Dunning and Kruger's main finding from their 1999 study “Unskilled and Unaware of it” was that the worst performers consistently overestimate their ability relative to others.
I've outlined two examples of this bias in action and how you can avoid some of these pitfalls:
As the age old saying goes, "Everyone is a genius in a bull market."
When your portfolio is growing and the markets are ripping as they have in 2020, many fall victim to the Dunning-Kruger Effect. We tend to wrongly attribute this performance to our ability as talented investors.
An obvious example people have been using recently is Donald Trump, whose confidence never wavers, despite his weak interest and understanding of policy matters.
The first rule of the Dunning-Kruger club is you don't know you're a member of the Dunning-Kruger club. But we're all human, and it's important to recognise that we are all prone to this cognitive bias.
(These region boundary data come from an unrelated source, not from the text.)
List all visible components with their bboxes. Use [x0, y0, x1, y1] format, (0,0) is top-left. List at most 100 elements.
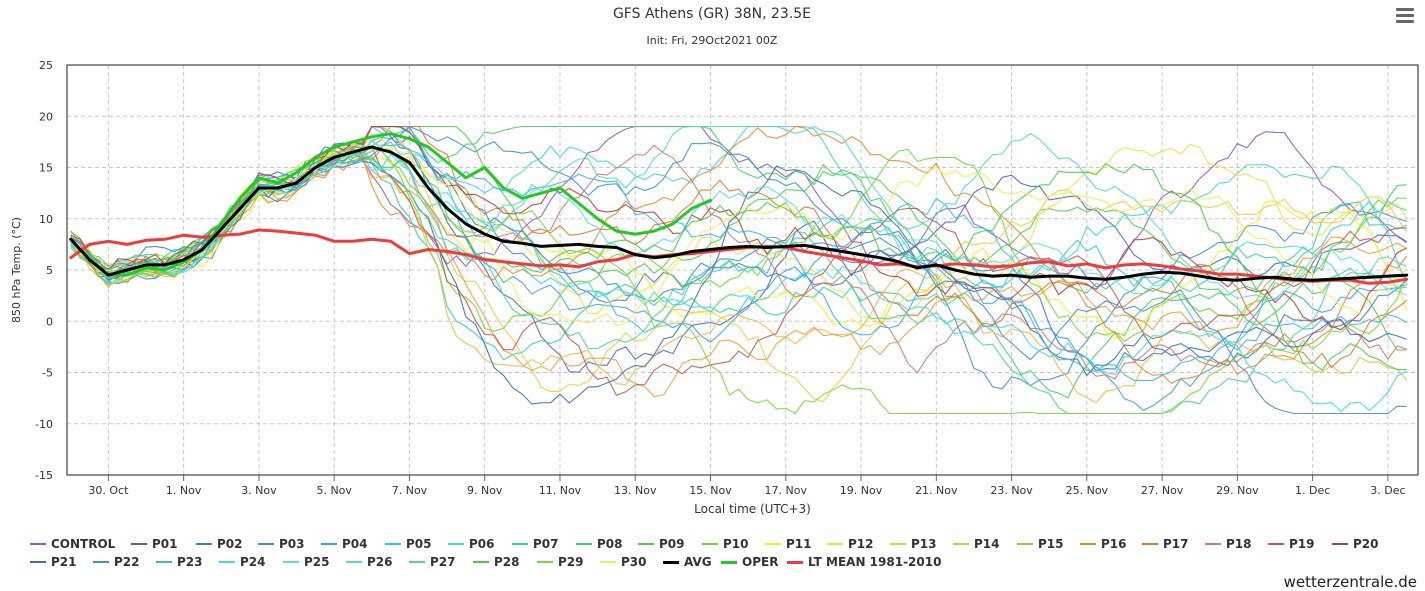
y-tick-label: 15 — [39, 162, 53, 175]
x-tick-label: 19. Nov — [840, 484, 883, 497]
credit-text: wetterzentrale.de — [1283, 573, 1417, 591]
legend-item-p30[interactable]: P30 — [600, 555, 647, 569]
legend-item-p08[interactable]: P08 — [576, 537, 623, 551]
legend-swatch — [93, 561, 109, 563]
ensemble-line-p22 — [70, 125, 1407, 415]
legend-item-oper[interactable]: OPER — [721, 555, 778, 569]
legend-item-p04[interactable]: P04 — [321, 537, 368, 551]
legend-swatch — [196, 543, 212, 545]
legend-label: P16 — [1101, 537, 1127, 551]
ensemble-line-p30 — [70, 144, 1408, 327]
legend-item-p15[interactable]: P15 — [1017, 537, 1064, 551]
legend-item-p14[interactable]: P14 — [953, 537, 1000, 551]
x-tick-label: 30. Oct — [88, 484, 129, 497]
legend-item-p05[interactable]: P05 — [385, 537, 432, 551]
legend-swatch — [663, 560, 679, 564]
legend-label: P02 — [217, 537, 243, 551]
x-tick-label: 1. Dec — [1295, 484, 1330, 497]
legend-label: P03 — [279, 537, 305, 551]
legend-item-p01[interactable]: P01 — [131, 537, 178, 551]
x-tick-label: 27. Nov — [1141, 484, 1184, 497]
legend-swatch — [131, 543, 147, 545]
legend-swatch — [258, 543, 274, 545]
ensemble-line-p19 — [70, 145, 1407, 396]
legend-label: P20 — [1353, 537, 1379, 551]
chart-title: GFS Athens (GR) 38N, 23.5E — [613, 6, 811, 22]
legend-swatch — [30, 543, 46, 545]
x-tick-label: 5. Nov — [316, 484, 352, 497]
legend-item-p27[interactable]: P27 — [409, 555, 456, 569]
legend-swatch — [473, 561, 489, 563]
legend-item-p03[interactable]: P03 — [258, 537, 305, 551]
legend-item-p10[interactable]: P10 — [702, 537, 749, 551]
y-tick-label: -15 — [35, 469, 53, 482]
legend-item-p09[interactable]: P09 — [638, 537, 685, 551]
x-tick-label: 15. Nov — [689, 484, 732, 497]
legend-swatch — [1268, 543, 1284, 545]
legend-row: P21 P22 P23 P24 P25 P26 P27 P28 P29 P30 AVG OPER LT … — [30, 555, 1410, 573]
x-axis-label: Local time (UTC+3) — [694, 502, 811, 516]
legend-item-p26[interactable]: P26 — [346, 555, 393, 569]
legend-item-control[interactable]: CONTROL — [30, 537, 115, 551]
x-tick-label: 11. Nov — [539, 484, 582, 497]
legend-label: P11 — [786, 537, 812, 551]
legend-label: P13 — [911, 537, 937, 551]
legend-item-avg[interactable]: AVG — [663, 555, 712, 569]
legend-item-p18[interactable]: P18 — [1205, 537, 1252, 551]
x-tick-label: 21. Nov — [915, 484, 958, 497]
legend-swatch — [638, 543, 654, 545]
legend-swatch — [787, 560, 803, 564]
legend-item-p06[interactable]: P06 — [448, 537, 495, 551]
legend-item-lt-mean-1981-2010[interactable]: LT MEAN 1981-2010 — [787, 555, 941, 569]
legend-item-p25[interactable]: P25 — [283, 555, 330, 569]
legend-item-p02[interactable]: P02 — [196, 537, 243, 551]
legend-label: CONTROL — [51, 537, 116, 551]
legend-item-p29[interactable]: P29 — [537, 555, 584, 569]
x-tick-label: 13. Nov — [614, 484, 657, 497]
legend-label: P10 — [723, 537, 749, 551]
legend-label: OPER — [742, 555, 779, 569]
legend-swatch — [1017, 543, 1033, 545]
hamburger-menu-icon[interactable] — [1396, 8, 1414, 24]
legend-item-p23[interactable]: P23 — [156, 555, 203, 569]
legend-item-p24[interactable]: P24 — [219, 555, 266, 569]
legend-swatch — [1080, 543, 1096, 545]
legend-label: P23 — [177, 555, 203, 569]
legend-swatch — [346, 561, 362, 563]
legend-item-p22[interactable]: P22 — [93, 555, 140, 569]
y-tick-label: -5 — [42, 367, 53, 380]
y-tick-label: -10 — [35, 418, 53, 431]
legend-label: AVG — [684, 555, 712, 569]
legend-item-p12[interactable]: P12 — [827, 537, 874, 551]
y-axis-label: 850 hPa Temp. (°C) — [10, 217, 23, 323]
ensemble-line-p21 — [70, 160, 1407, 405]
legend-swatch — [219, 561, 235, 563]
legend-label: P28 — [494, 555, 520, 569]
legend-item-p17[interactable]: P17 — [1142, 537, 1189, 551]
legend-item-p28[interactable]: P28 — [473, 555, 520, 569]
legend-label: LT MEAN 1981-2010 — [808, 555, 942, 569]
x-tick-label: 9. Nov — [467, 484, 503, 497]
legend-item-p20[interactable]: P20 — [1332, 537, 1379, 551]
legend-row: CONTROL P01 P02 P03 P04 P05 P06 P07 P08 P09 P10 P11… — [30, 537, 1410, 555]
legend-item-p21[interactable]: P21 — [30, 555, 77, 569]
chart-legend: CONTROL P01 P02 P03 P04 P05 P06 P07 P08 P09 P10 P11… — [30, 537, 1410, 573]
legend-swatch — [1205, 543, 1221, 545]
legend-item-p16[interactable]: P16 — [1080, 537, 1127, 551]
legend-label: P21 — [51, 555, 77, 569]
ensemble-line-p26 — [70, 125, 1407, 281]
legend-label: P17 — [1163, 537, 1189, 551]
legend-item-p11[interactable]: P11 — [765, 537, 812, 551]
legend-swatch — [721, 560, 737, 564]
plot-frame — [66, 64, 1419, 476]
legend-item-p13[interactable]: P13 — [890, 537, 937, 551]
legend-label: P26 — [367, 555, 393, 569]
legend-label: P06 — [469, 537, 495, 551]
x-tick-label: 17. Nov — [765, 484, 808, 497]
legend-item-p19[interactable]: P19 — [1268, 537, 1315, 551]
legend-swatch — [702, 543, 718, 545]
legend-swatch — [512, 543, 528, 545]
legend-item-p07[interactable]: P07 — [512, 537, 559, 551]
legend-swatch — [321, 543, 337, 545]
Here are a few strategies to avoid it:
Identify your circle of competence
The circle of competence is a sacred place. It's a set of topics or areas that align with a person's expertise. Be ruthless in identifying and protecting the boundaries, and it's usually smaller than you think.
As Charlie Munger said, "It is remarkable how much long-term advantage people like us have gotten by trying to be consistently not stupid, instead of being very intelligent."
Know your competencies, focus on them. Know your incompetencies, avoid or outsource them.
Be a first principles thinker
A first principle is a foundational assumption or proposition - it is foundational in that it cannot be deduced from other assumptions. In chemistry, it's like an element. It cannot be broken down further.
Ground yourself in foundational truths and build up from there. Challenge your reasoning, and most importantly, always ask why.
"It isn't what you don't know that gets you in trouble. It's what you know for sure that just isn't so."